Abaqus 6.11 general release products are available on DVD-ROM. Limited availability products are available on the SIMULIA ftp site. Contact your local office or representative for details. Products supported on each of the following combinations of supported operating systems and processors are summarized in Table 1–1. Interactive products include Abaqus/CAE and Abaqus/Viewer.
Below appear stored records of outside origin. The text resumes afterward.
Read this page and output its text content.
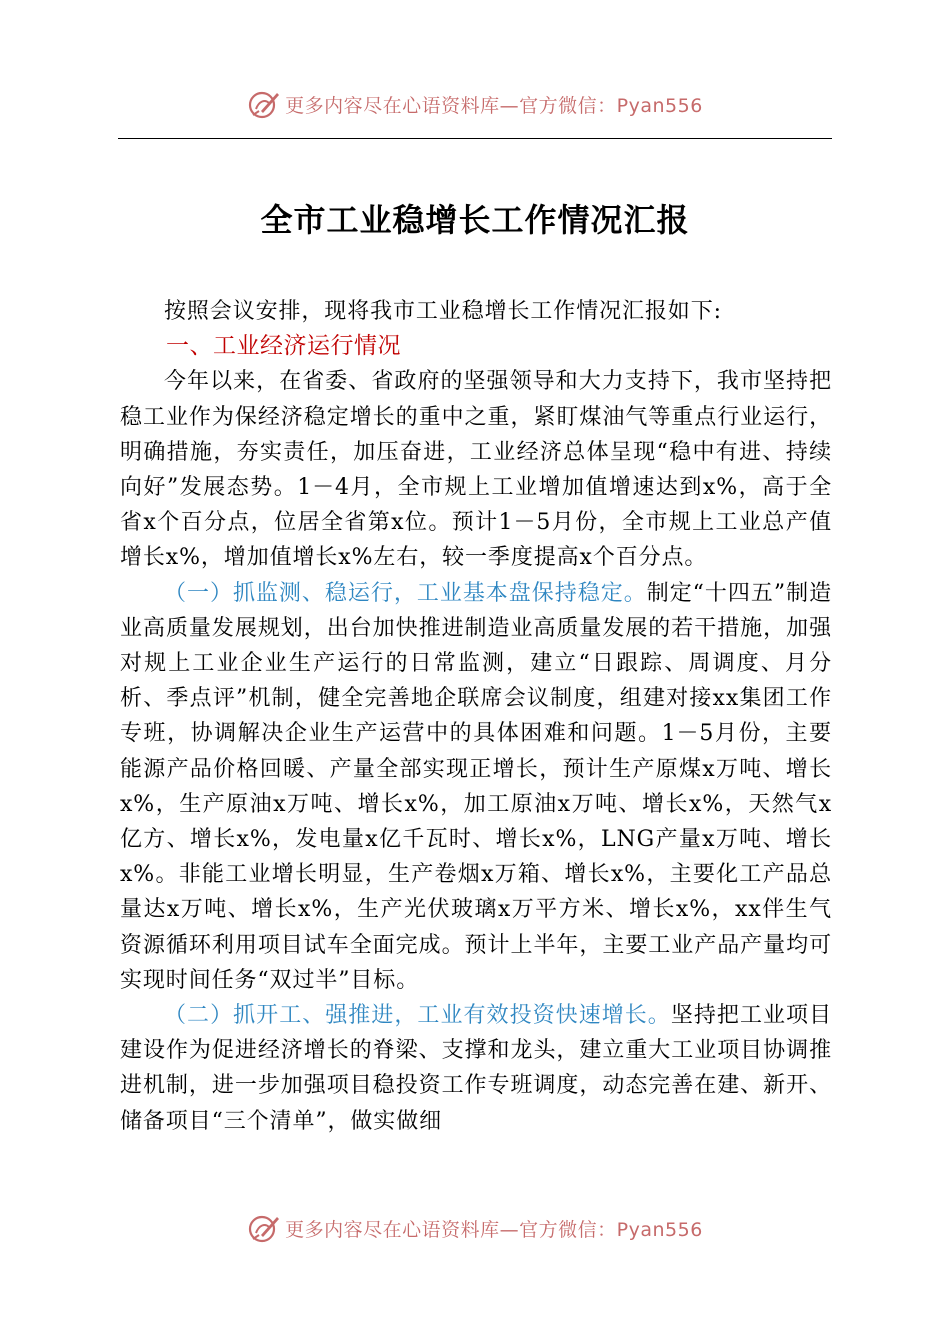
更多内容尽在心语资料库—官方微信：Pyan556
全市工业稳增长工作情况汇报

按照会议安排，现将我市工业稳增长工作情况汇报如下:

一、工业经济运行情况

今年以来，在省委、省政府的坚强领导和大力支持下，我市坚持把稳工业作为保经济稳定增长的重中之重，紧盯煤油气等重点行业运行，明确措施，夯实责任，加压奋进，工业经济总体呈现“稳中有进、持续向好”发展态势。1－4月，全市规上工业增加值增速达到x%，高于全省x个百分点，位居全省第x位。预计1－5月份，全市规上工业总产值增长x%，增加值增长x%左右，较一季度提高x个百分点。

（一）抓监测、稳运行，工业基本盘保持稳定。制定“十四五”制造业高质量发展规划，出台加快推进制造业高质量发展的若干措施，加强对规上工业企业生产运行的日常监测，建立“日跟踪、周调度、月分析、季点评”机制，健全完善地企联席会议制度，组建对接xx集团工作专班，协调解决企业生产运营中的具体困难和问题。1－5月份，主要能源产品价格回暖、产量全部实现正增长，预计生产原煤x万吨、增长x%，生产原油x万吨、增长x%，加工原油x万吨、增长x%，天然气x亿方、增长x%，发电量x亿千瓦时、增长x%，LNG产量x万吨、增长x%。非能工业增长明显，生产卷烟x万箱、增长x%，主要化工产品总量达x万吨、增长x%，生产光伏玻璃x万平方米、增长x%，xx伴生气资源循环利用项目试车全面完成。预计上半年，主要工业产品产量均可实现时间任务“双过半”目标。

（二）抓开工、强推进，工业有效投资快速增长。坚持把工业项目建设作为促进经济增长的脊梁、支撑和龙头，建立重大工业项目协调推进机制，进一步加强项目稳投资工作专班调度，动态完善在建、新开、储备项目“三个清单”，做实做细

更多内容尽在心语资料库—官方微信：Pyan556
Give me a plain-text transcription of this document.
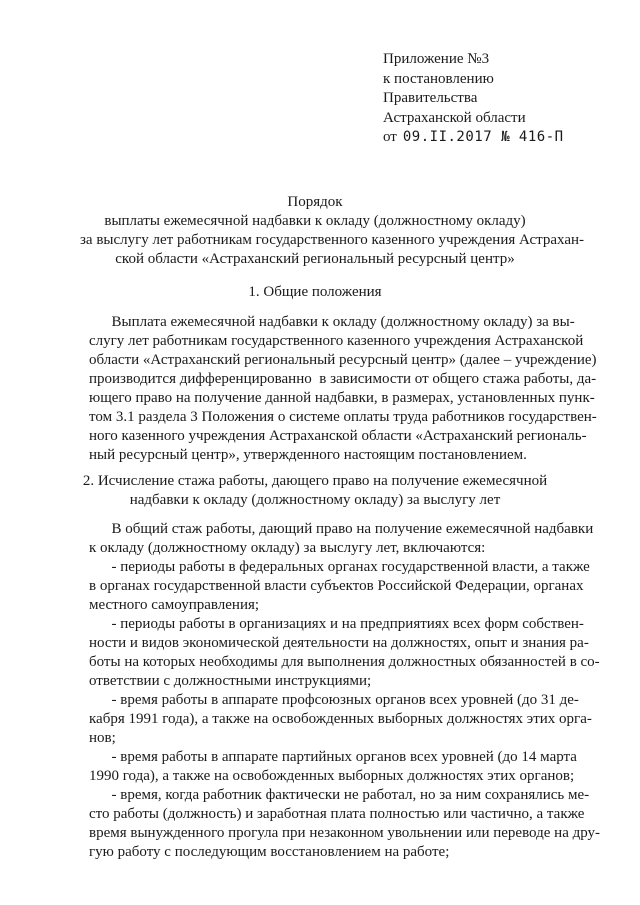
Приложение №3
к постановлению
Правительства
Астраханской области
от 09.II.2017 № 416-П
Порядок
выплаты ежемесячной надбавки к окладу (должностному окладу)
за выслугу лет работникам государственного казенного учреждения Астрахан-
ской области «Астраханский региональный ресурсный центр»
1. Общие положения
Выплата ежемесячной надбавки к окладу (должностному окладу) за вы-
слугу лет работникам государственного казенного учреждения Астраханской
области «Астраханский региональный ресурсный центр» (далее – учреждение)
производится дифференцированно  в зависимости от общего стажа работы, да-
ющего право на получение данной надбавки, в размерах, установленных пунк-
том 3.1 раздела 3 Положения о системе оплаты труда работников государствен-
ного казенного учреждения Астраханской области «Астраханский региональ-
ный ресурсный центр», утвержденного настоящим постановлением.
2. Исчисление стажа работы, дающего право на получение ежемесячной
надбавки к окладу (должностному окладу) за выслугу лет
В общий стаж работы, дающий право на получение ежемесячной надбавки
к окладу (должностному окладу) за выслугу лет, включаются:
- периоды работы в федеральных органах государственной власти, а также
в органах государственной власти субъектов Российской Федерации, органах
местного самоуправления;
- периоды работы в организациях и на предприятиях всех форм собствен-
ности и видов экономической деятельности на должностях, опыт и знания ра-
боты на которых необходимы для выполнения должностных обязанностей в со-
ответствии с должностными инструкциями;
- время работы в аппарате профсоюзных органов всех уровней (до 31 де-
кабря 1991 года), а также на освобожденных выборных должностях этих орга-
нов;
- время работы в аппарате партийных органов всех уровней (до 14 марта
1990 года), а также на освобожденных выборных должностях этих органов;
- время, когда работник фактически не работал, но за ним сохранялись ме-
сто работы (должность) и заработная плата полностью или частично, а также
время вынужденного прогула при незаконном увольнении или переводе на дру-
гую работу с последующим восстановлением на работе;
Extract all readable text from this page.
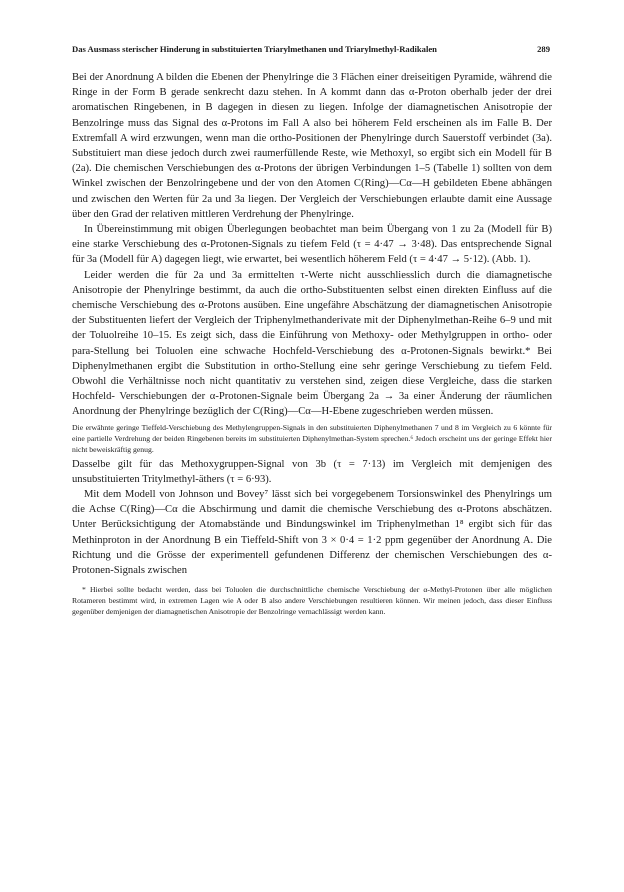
Das Ausmass sterischer Hinderung in substituierten Triarylmethanen und Triarylmethyl-Radikalen	289

Bei der Anordnung A bilden die Ebenen der Phenylringe die 3 Flächen einer dreiseitigen Pyramide, während die Ringe in der Form B gerade senkrecht dazu stehen. In A kommt dann das α-Proton oberhalb jeder der drei aromatischen Ringebenen, in B dagegen in diesen zu liegen. Infolge der diamagnetischen Anisotropie der Benzolringe muss das Signal des α-Protons im Fall A also bei höherem Feld erscheinen als im Falle B. Der Extremfall A wird erzwungen, wenn man die ortho-Positionen der Phenylringe durch Sauerstoff verbindet (3a). Substituiert man diese jedoch durch zwei raumerfüllende Reste, wie Methoxyl, so ergibt sich ein Modell für B (2a). Die chemischen Verschiebungen des α-Protons der übrigen Verbindungen 1–5 (Tabelle 1) sollten von dem Winkel zwischen der Benzolringebene und der von den Atomen C(Ring)—Cα—H gebildeten Ebene abhängen und zwischen den Werten für 2a und 3a liegen. Der Vergleich der Verschiebungen erlaubte damit eine Aussage über den Grad der relativen mittleren Verdrehung der Phenylringe.

In Übereinstimmung mit obigen Überlegungen beobachtet man beim Übergang von 1 zu 2a (Modell für B) eine starke Verschiebung des α-Protonen-Signals zu tiefem Feld (τ = 4·47 → 3·48). Das entsprechende Signal für 3a (Modell für A) dagegen liegt, wie erwartet, bei wesentlich höherem Feld (τ = 4·47 → 5·12). (Abb. 1).

Leider werden die für 2a und 3a ermittelten τ-Werte nicht ausschliesslich durch die diamagnetische Anisotropie der Phenylringe bestimmt, da auch die ortho-Substituenten selbst einen direkten Einfluss auf die chemische Verschiebung des α-Protons ausüben. Eine ungefähre Abschätzung der diamagnetischen Anisotropie der Substituenten liefert der Vergleich der Triphenylmethanderivate mit der Diphenylmethan-Reihe 6–9 und mit der Toluolreihe 10–15. Es zeigt sich, dass die Einführung von Methoxy- oder Methylgruppen in ortho- oder para-Stellung bei Toluolen eine schwache Hochfeld-Verschiebung des α-Protonen-Signals bewirkt.* Bei Diphenylmethanen ergibt die Substitution in ortho-Stellung eine sehr geringe Verschiebung zu tiefem Feld. Obwohl die Verhältnisse noch nicht quantitativ zu verstehen sind, zeigen diese Vergleiche, dass die starken Hochfeld- Verschiebungen der α-Protonen-Signale beim Übergang 2a → 3a einer Änderung der räumlichen Anordnung der Phenylringe bezüglich der C(Ring)—Cα—H-Ebene zugeschrieben werden müssen.

Die erwähnte geringe Tieffeld-Verschiebung des Methylengruppen-Signals in den substituierten Diphenylmethanen 7 und 8 im Vergleich zu 6 könnte für eine partielle Verdrehung der beiden Ringebenen bereits im substituierten Diphenylmethan-System sprechen.⁶ Jedoch erscheint uns der geringe Effekt hier nicht beweiskräftig genug.

Dasselbe gilt für das Methoxygruppen-Signal von 3b (τ = 7·13) im Vergleich mit demjenigen des unsubstituierten Tritylmethyl-äthers (τ = 6·93).

Mit dem Modell von Johnson und Bovey⁷ lässt sich bei vorgegebenem Torsionswinkel des Phenylrings um die Achse C(Ring)—Cα die Abschirmung und damit die chemische Verschiebung des α-Protons abschätzen. Unter Berücksichtigung der Atomabstände und Bindungswinkel im Triphenylmethan 1⁸ ergibt sich für das Methinproton in der Anordnung B ein Tieffeld-Shift von 3 × 0·4 = 1·2 ppm gegenüber der Anordnung A. Die Richtung und die Grösse der experimentell gefundenen Differenz der chemischen Verschiebungen des α-Protonen-Signals zwischen

* Hierbei sollte bedacht werden, dass bei Toluolen die durchschnittliche chemische Verschiebung der α-Methyl-Protonen über alle möglichen Rotameren bestimmt wird, in extremen Lagen wie A oder B also andere Verschiebungen resultieren können. Wir meinen jedoch, dass dieser Einfluss gegenüber demjenigen der diamagnetischen Anisotropie der Benzolringe vernachlässigt werden kann.
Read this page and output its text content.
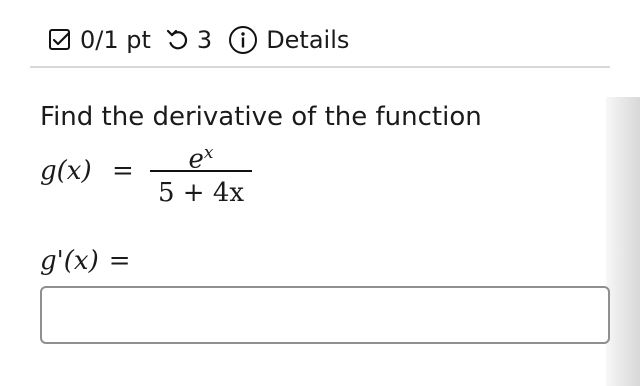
0/1 pt 3 Details
Find the derivative of the function
g(x) =	$e^x$
5 + 4x
g'(x) =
Analysis products include Abaqus/Standard, Abaqus/Explicit, and Abaqus/CFD.

For current and complete details on supported Abaqus products and platforms, including platform information for add-on products, interfaces, and translators, refer to the Abaqus systems information available through the Support page at www.simulia.com. For more information, see Appendix A, “System requirements,” of the Abaqus Installation and Licensing Guide.

The remaining chapters in this book provide details on these and other new features of Abaqus 6.11. In addition to the enhancements listed here, most of the known bugs in Abaqus 6.10 are corrected.